Access to medical records

Patients have limited access to their medical records and often cannot see or correct them. They get instructions on what will be best for them, but do not control important personal information.

Continuity in medical records

In many countries, doctors cannot obtain the medical records of their patients from other hospitals and clinics. Sometimes the continuity of medical information affects the outcomes of treatment.

Length of medical consultations

Attendance time is limited. Patients meet with their doctor for a 10-minute consultation. During this time doctor has to make medical records, make appointments, examine the patient, discusses with them recommendations and possible alternatives, and perhaps reassure patients. It’s difficult to have time to do all this in the few allotted minutes, and most of the time doctors are writing or typing, and patients are waiting.

Queues / Waiting time

Getting an appointment with a doctor can take weeks or even months. The same situation occurs with many diagnostic tests. As a result, a person spends months waiting and during this time does not receive real help. This is not a simple inconvenience. The life quality and expectancy of a person depends on the timeliness of medical care.


The patient cannot or does not want to wait for “free” medical care or the necessary examinations are not covered by insurance. They have to pay for medical services themselves. In the US, for example, paying bills for treatment is the reason for more than half of all household bankruptcies.

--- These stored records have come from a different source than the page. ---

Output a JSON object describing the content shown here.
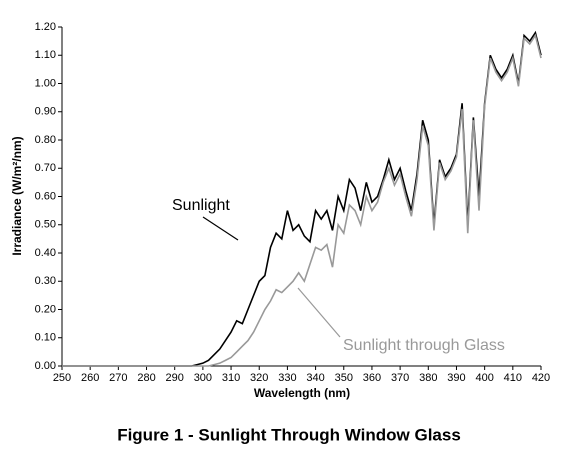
{
  "chart_data": {
    "type": "line",
    "caption": "Figure 1 - Sunlight Through Window Glass",
    "xlabel": "Wavelength (nm)",
    "ylabel": "Irradiance (W/m²/nm)",
    "annotations": [
      "Sunlight",
      "Sunlight through Glass"
    ],
    "x": [
      250,
      260,
      270,
      280,
      290,
      292,
      294,
      296,
      298,
      300,
      302,
      304,
      306,
      308,
      310,
      312,
      314,
      316,
      318,
      320,
      322,
      324,
      326,
      328,
      330,
      332,
      334,
      336,
      338,
      340,
      342,
      344,
      346,
      348,
      350,
      352,
      354,
      356,
      358,
      360,
      362,
      364,
      366,
      368,
      370,
      372,
      374,
      376,
      378,
      380,
      382,
      384,
      386,
      388,
      390,
      392,
      394,
      396,
      398,
      400,
      402,
      404,
      406,
      408,
      410,
      412,
      414,
      416,
      418,
      420
    ],
    "series": [
      {
        "name": "Sunlight",
        "color": "#000000",
        "values": [
          0,
          0,
          0,
          0,
          0,
          0,
          0,
          0,
          0.005,
          0.01,
          0.02,
          0.04,
          0.06,
          0.09,
          0.12,
          0.16,
          0.15,
          0.2,
          0.25,
          0.3,
          0.32,
          0.42,
          0.47,
          0.45,
          0.55,
          0.48,
          0.5,
          0.46,
          0.44,
          0.55,
          0.52,
          0.55,
          0.48,
          0.6,
          0.55,
          0.66,
          0.63,
          0.55,
          0.65,
          0.58,
          0.6,
          0.66,
          0.73,
          0.66,
          0.7,
          0.62,
          0.55,
          0.68,
          0.87,
          0.8,
          0.5,
          0.73,
          0.67,
          0.7,
          0.75,
          0.93,
          0.5,
          0.88,
          0.6,
          0.93,
          1.1,
          1.05,
          1.02,
          1.05,
          1.1,
          1.0,
          1.17,
          1.15,
          1.18,
          1.1
        ]
      },
      {
        "name": "Sunlight through Glass",
        "color": "#999999",
        "values": [
          0,
          0,
          0,
          0,
          0,
          0,
          0,
          0,
          0,
          0,
          0,
          0.005,
          0.01,
          0.02,
          0.03,
          0.05,
          0.07,
          0.09,
          0.12,
          0.16,
          0.2,
          0.23,
          0.27,
          0.26,
          0.28,
          0.3,
          0.33,
          0.3,
          0.36,
          0.42,
          0.41,
          0.43,
          0.35,
          0.5,
          0.47,
          0.57,
          0.55,
          0.5,
          0.6,
          0.55,
          0.58,
          0.65,
          0.7,
          0.64,
          0.68,
          0.6,
          0.53,
          0.66,
          0.85,
          0.78,
          0.48,
          0.72,
          0.66,
          0.69,
          0.74,
          0.91,
          0.47,
          0.87,
          0.55,
          0.92,
          1.09,
          1.04,
          1.01,
          1.04,
          1.09,
          0.99,
          1.16,
          1.14,
          1.17,
          1.09
        ]
      }
    ],
    "xlim": [
      250,
      420
    ],
    "xticks": [
      250,
      260,
      270,
      280,
      290,
      300,
      310,
      320,
      330,
      340,
      350,
      360,
      370,
      380,
      390,
      400,
      410,
      420
    ],
    "ylim": [
      0,
      1.2
    ],
    "yticks": [
      {
        "value": 0,
        "label": "0.00"
      },
      {
        "value": 0.1,
        "label": "0.10"
      },
      {
        "value": 0.2,
        "label": "0.20"
      },
      {
        "value": 0.3,
        "label": "0.30"
      },
      {
        "value": 0.4,
        "label": "0.40"
      },
      {
        "value": 0.5,
        "label": "0.50"
      },
      {
        "value": 0.6,
        "label": "0.60"
      },
      {
        "value": 0.7,
        "label": "0.70"
      },
      {
        "value": 0.8,
        "label": "0.80"
      },
      {
        "value": 0.9,
        "label": "0.90"
      },
      {
        "value": 1.0,
        "label": "1.00"
      },
      {
        "value": 1.1,
        "label": "1.10"
      },
      {
        "value": 1.2,
        "label": "1.20"
      }
    ],
    "grid": false
  }
}
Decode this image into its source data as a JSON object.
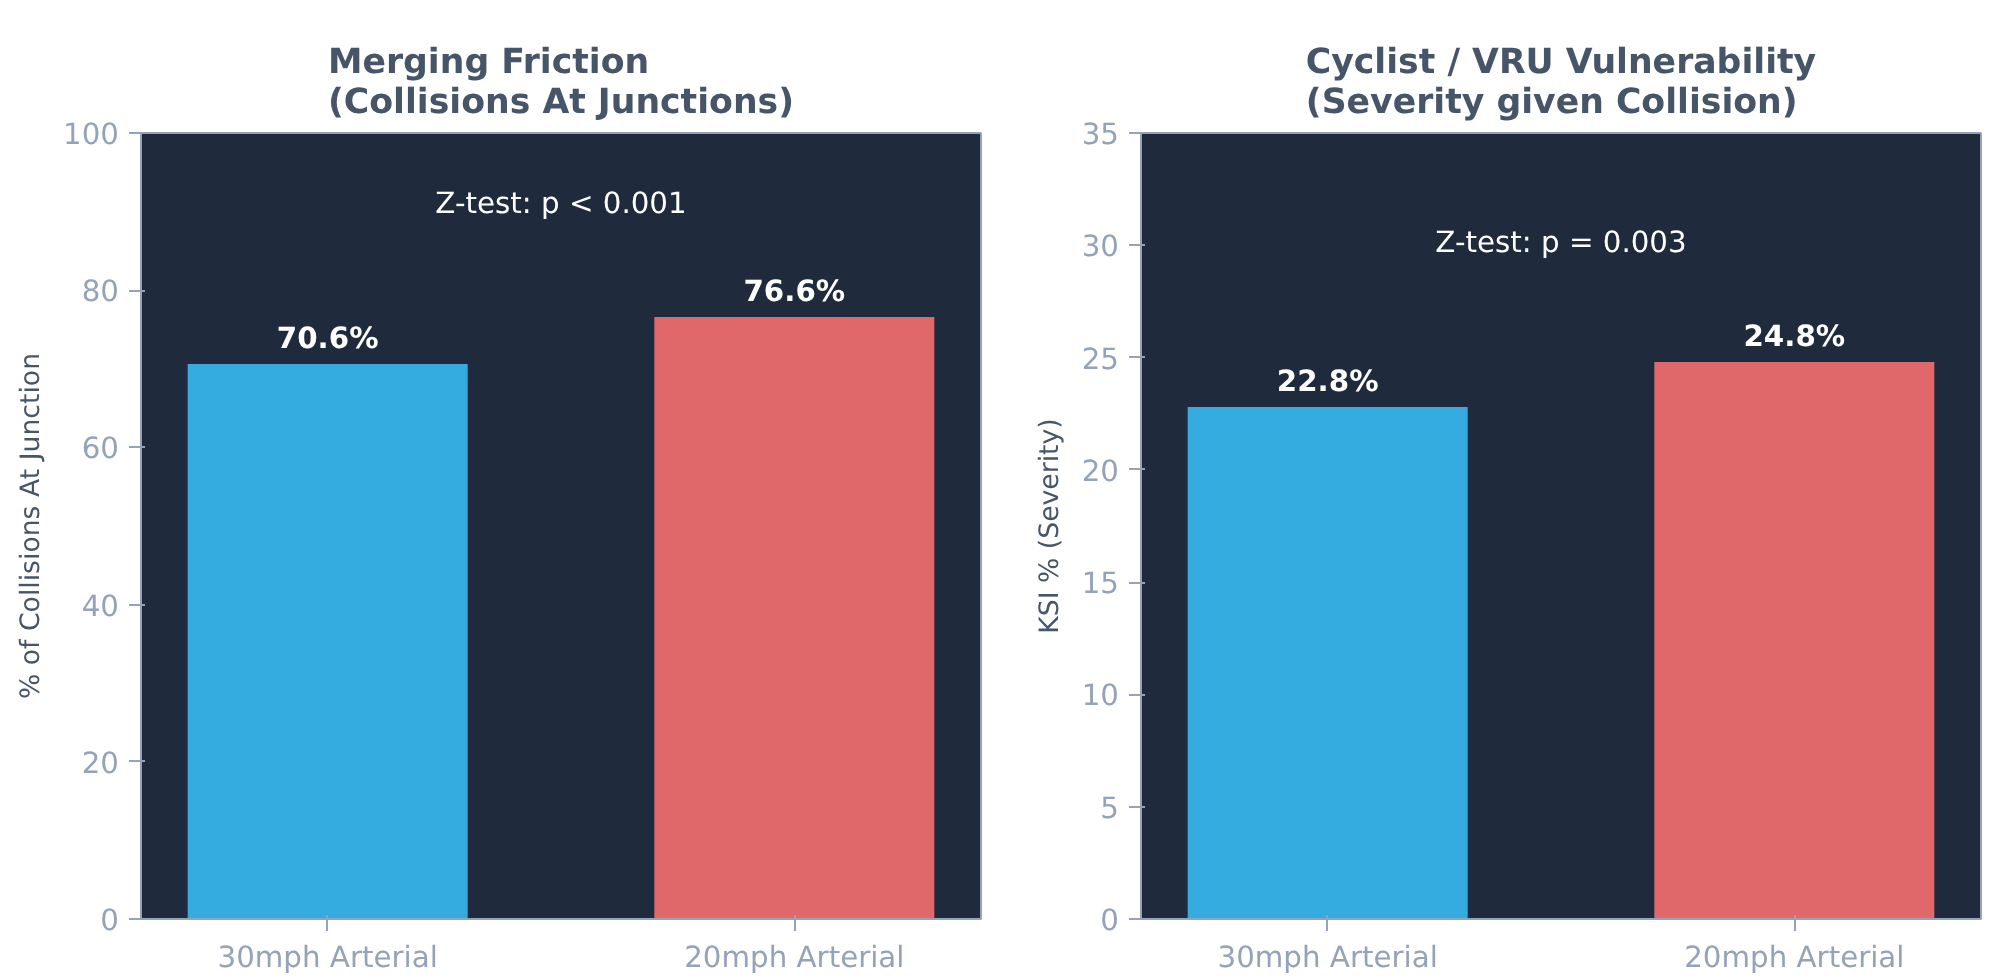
{
  "chart_data": [
    {
      "type": "bar",
      "title": "Merging Friction\n(Collisions At Junctions)",
      "ylabel": "% of Collisions At Junction",
      "categories": [
        "30mph Arterial",
        "20mph Arterial"
      ],
      "values": [
        70.6,
        76.6
      ],
      "colors": [
        "#35ace0",
        "#e0686b"
      ],
      "value_labels": [
        "70.6%",
        "76.6%"
      ],
      "ylim": [
        0,
        100
      ],
      "yticks": [
        0,
        20,
        40,
        60,
        80,
        100
      ],
      "grid": false,
      "legend": false,
      "annotations": [
        "Z-test: p < 0.001"
      ]
    },
    {
      "type": "bar",
      "title": "Cyclist / VRU Vulnerability\n(Severity given Collision)",
      "ylabel": "KSI % (Severity)",
      "categories": [
        "30mph Arterial",
        "20mph Arterial"
      ],
      "values": [
        22.8,
        24.8
      ],
      "colors": [
        "#35ace0",
        "#e0686b"
      ],
      "value_labels": [
        "22.8%",
        "24.8%"
      ],
      "ylim": [
        0,
        35
      ],
      "yticks": [
        0,
        5,
        10,
        15,
        20,
        25,
        30,
        35
      ],
      "grid": false,
      "legend": false,
      "annotations": [
        "Z-test: p = 0.003"
      ]
    }
  ]
}
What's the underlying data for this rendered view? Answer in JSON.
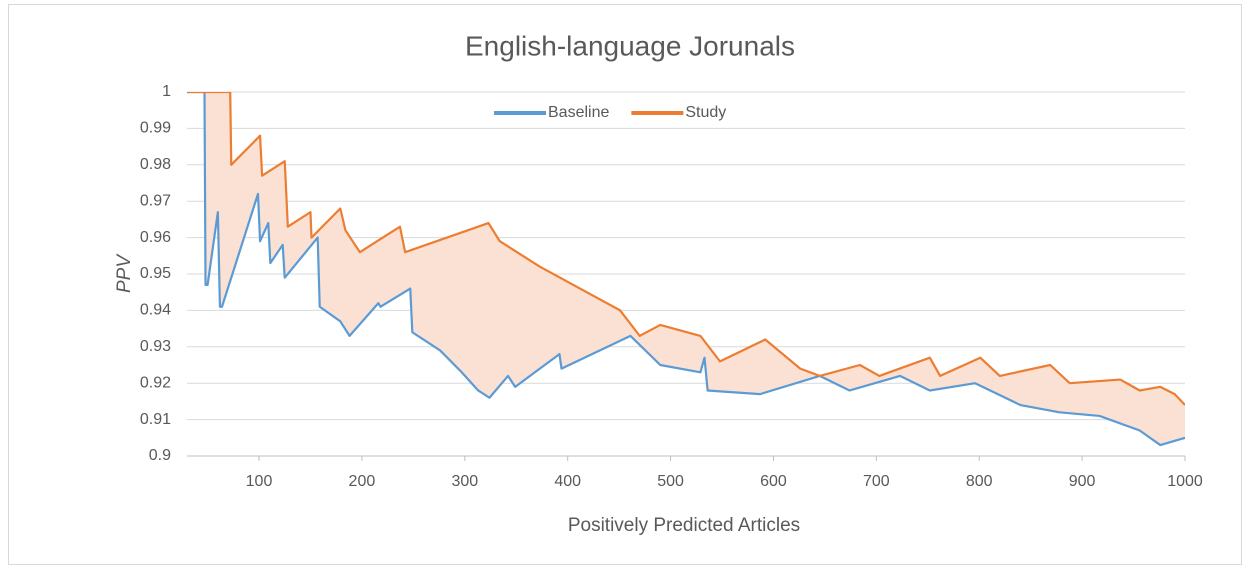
{
  "chart_data": {
    "type": "line",
    "title": "English-language Jorunals",
    "x_label": "Positively Predicted Articles",
    "y_label": "PPV",
    "xlim": [
      30,
      1000
    ],
    "xticks": [
      100,
      200,
      300,
      400,
      500,
      600,
      700,
      800,
      900,
      1000
    ],
    "ylim": [
      0.9,
      1
    ],
    "yticks": [
      0.9,
      0.91,
      0.92,
      0.93,
      0.94,
      0.95,
      0.96,
      0.97,
      0.98,
      0.99,
      1
    ],
    "grid": true,
    "legend": "top",
    "fill_between": "#fbe1d3",
    "series": [
      {
        "name": "Baseline",
        "color": "#5b9bd5",
        "x": [
          30,
          47,
          48,
          50,
          60,
          62,
          64,
          99,
          101,
          109,
          111,
          123,
          125,
          157,
          159,
          179,
          188,
          216,
          218,
          247,
          249,
          276,
          297,
          313,
          324,
          342,
          349,
          392,
          394,
          461,
          490,
          529,
          533,
          536,
          587,
          645,
          674,
          723,
          752,
          796,
          840,
          878,
          917,
          956,
          976,
          1000
        ],
        "values": [
          1,
          1,
          0.947,
          0.947,
          0.967,
          0.941,
          0.941,
          0.972,
          0.959,
          0.964,
          0.953,
          0.958,
          0.949,
          0.96,
          0.941,
          0.937,
          0.933,
          0.942,
          0.941,
          0.946,
          0.934,
          0.929,
          0.923,
          0.918,
          0.916,
          0.922,
          0.919,
          0.928,
          0.924,
          0.933,
          0.925,
          0.923,
          0.927,
          0.918,
          0.917,
          0.922,
          0.918,
          0.922,
          0.918,
          0.92,
          0.914,
          0.912,
          0.911,
          0.907,
          0.903,
          0.905
        ]
      },
      {
        "name": "Study",
        "color": "#ed7d31",
        "x": [
          30,
          72,
          73,
          101,
          103,
          125,
          128,
          150,
          151,
          179,
          184,
          198,
          237,
          242,
          323,
          334,
          373,
          412,
          451,
          470,
          490,
          529,
          548,
          592,
          626,
          645,
          684,
          703,
          752,
          762,
          801,
          820,
          869,
          888,
          937,
          956,
          976,
          990,
          1000
        ],
        "values": [
          1,
          1,
          0.98,
          0.988,
          0.977,
          0.981,
          0.963,
          0.967,
          0.96,
          0.968,
          0.962,
          0.956,
          0.963,
          0.956,
          0.964,
          0.959,
          0.952,
          0.946,
          0.94,
          0.933,
          0.936,
          0.933,
          0.926,
          0.932,
          0.924,
          0.922,
          0.925,
          0.922,
          0.927,
          0.922,
          0.927,
          0.922,
          0.925,
          0.92,
          0.921,
          0.918,
          0.919,
          0.917,
          0.914
        ]
      }
    ]
  }
}
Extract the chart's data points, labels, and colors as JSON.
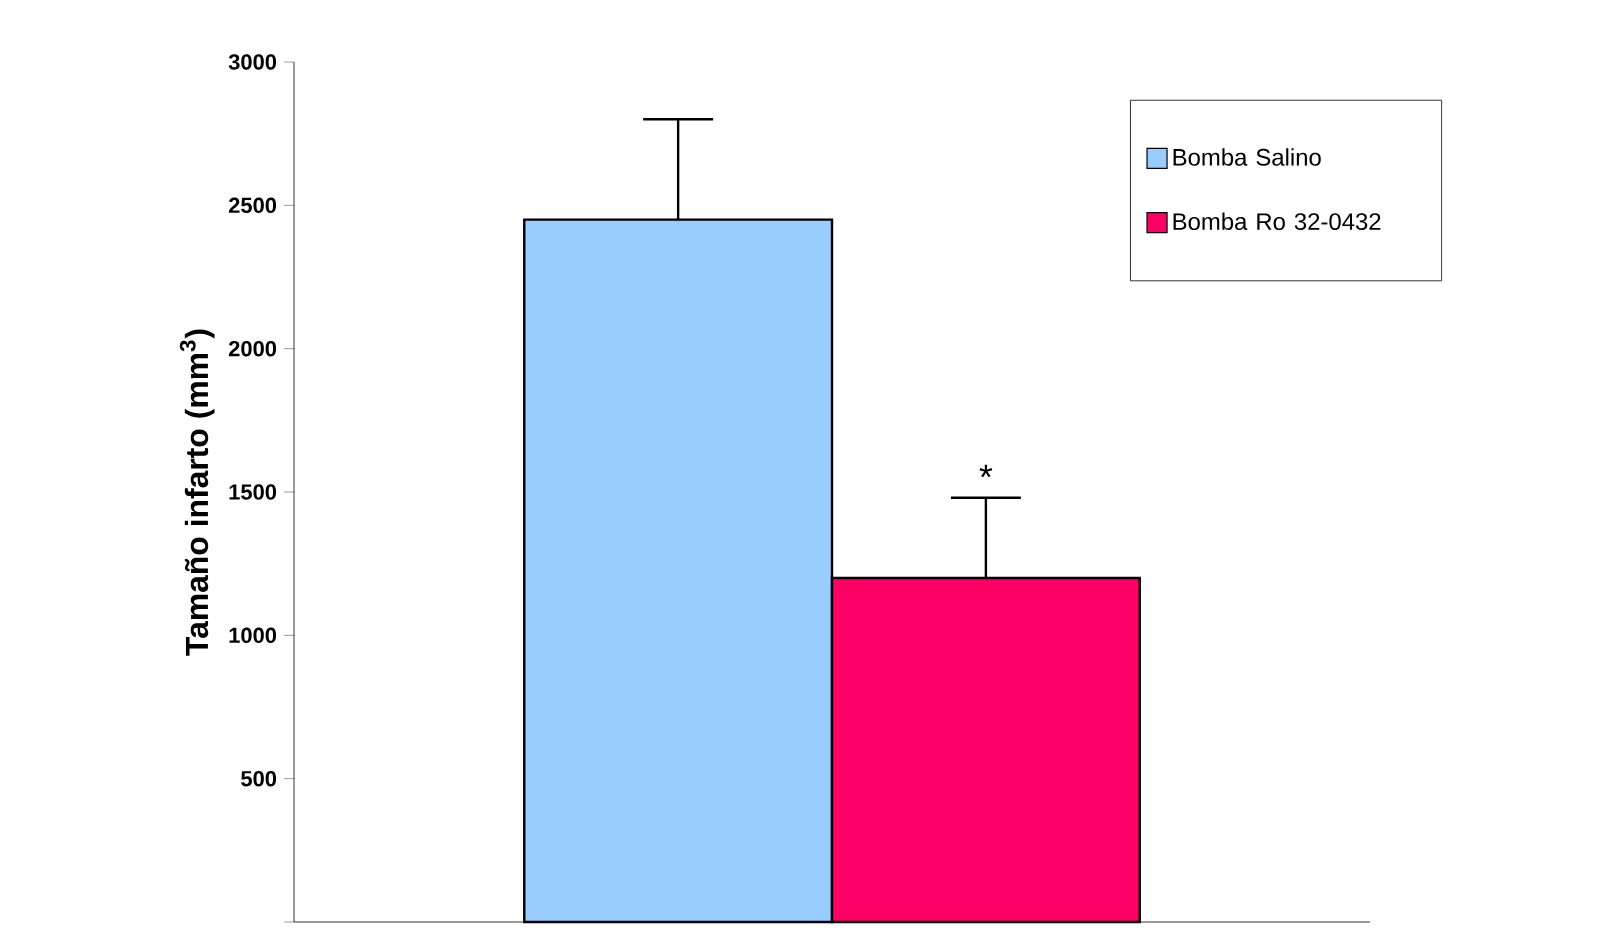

Health professionals’ knowledge and skills

If patients are diagnosed with a serious illness, they “blindly” follow the doctor’s recommendations and do not have a realistic opportunity to check if there is a more effective way. Patients count on the knowledge, skills and expertise of their doctor; on the doctor’s experience and ability to make the best decisions about the latest medical science. But the doctors themselves are in a difficult situation, choosing how to “manage their patients” on the basis of their own qualifications and experience, and, perhaps, the views and opinions of colleagues. A doctor cannot study the hundreds of thousands of new annual publications in their field, even if they limit themselves to secondary sources: Cochrane reviews, meta-analyzes or randomized controlled clinical trials of treatment and prevention methods. Do all the doctors really want to constantly learn, maintain a high professional level and help the patient in the most effective way?

Generalized vs. personalized practices

Patients can receive three types of medical prescriptions. The first ones do not have sufficient evidence of efficacy and safety, and are based on one’s own experience, beliefs and the doctor’s views. In this case, the patient on one occasion receives various recommendations from several doctors. The second ones are proven to be effective and based on the results of high-quality research. This practice is known as “evidence-based medicine”. Preferred practices change and are refined as new information becomes available. The third ones are based on the results of high-quality research, but take particular account of the individual characteristics of the patient. This is “personalized medicine”. The first ones are most common. More useful but less often encountered, sometimes fatefully, are the second or third types.
A patient has to wait for weeks for medical assistance, pay for it, being unsure about the qualifications of the doctor and their access to medical records. Can this be changed and when?